4. The light emitting element according to claim 2, wherein the group III nitride semiconductor substrate generates a light having a peak wavelength of 500 nm to 600 nm by absorbing a UV ray; and

the active layer has a multiple-quantum well structure including a first quantum well layer that generates a light having a wavelength in a UV region and a second quantum well layer that generates a visible light having a wavelength less than 500 nm.

5. The light emitting element according to claim 3, wherein the light generated from the group III nitride semiconductor substrate and the light generated from the second quantum well layer have different polarization degrees.

6. The light emitting element according to claim 4, wherein the light generated from the group III nitride semiconductor substrate and the light generated from the second quantum well layer have different polarization degrees.
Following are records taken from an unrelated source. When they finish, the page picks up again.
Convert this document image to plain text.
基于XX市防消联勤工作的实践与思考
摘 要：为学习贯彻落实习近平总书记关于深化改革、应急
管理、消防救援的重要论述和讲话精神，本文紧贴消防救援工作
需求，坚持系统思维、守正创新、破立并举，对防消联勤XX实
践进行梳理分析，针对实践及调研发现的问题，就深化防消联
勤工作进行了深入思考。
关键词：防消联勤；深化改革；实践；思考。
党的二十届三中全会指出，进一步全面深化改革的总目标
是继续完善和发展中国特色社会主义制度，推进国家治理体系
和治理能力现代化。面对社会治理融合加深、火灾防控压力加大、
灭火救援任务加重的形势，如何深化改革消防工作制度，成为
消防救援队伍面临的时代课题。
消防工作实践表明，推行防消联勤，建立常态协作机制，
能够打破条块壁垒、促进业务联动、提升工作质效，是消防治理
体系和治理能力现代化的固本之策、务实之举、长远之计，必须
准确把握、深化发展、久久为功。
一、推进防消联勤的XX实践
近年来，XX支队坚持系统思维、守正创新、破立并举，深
7. The light emitting element according to claim 3, wherein the light generated from the group III nitride semiconductor substrate is not polarized and the light generated from the second quantum well layer is polarized.

8. The light emitting element according to claim 4, wherein the light generated from the group III nitride semiconductor substrate is not polarized and the light generated from the second quantum well layer is polarized.

9. The light emitting element according to claim 1, wherein the light is extracted from a side of the group III nitride semiconductor substrate.

10. The light emitting element according to claim 2, wherein the light is extracted from a side of the group III nitride semiconductor substrate.

11. The light emitting element according to claim 1, wherein a light extract surface is a mirror surface.

12. The light emitting element according to claim 2, wherein a light extract surface is a mirror surface.

13. The light emitting element according to claim 3, wherein a light extract surface is a mirror surface.

14. The light emitting element according to claim 4, wherein a light extract surface is a mirror surface.

15. The light emitting element according to claim 5, wherein a light extract surface is a mirror surface.

16. The light emitting element according to claim 6, wherein a light extract surface is a mirror surface.

17. The light emitting element according to claim 7, wherein a light extract surface is a mirror surface.

18. The light emitting element according to claim 8, wherein a light extract surface is a mirror surface.

19. The light emitting element according to claim 9, wherein a light extract surface is a mirror surface.

20. The light emitting element according to claim 10, wherein a light extract surface is a mirror surface.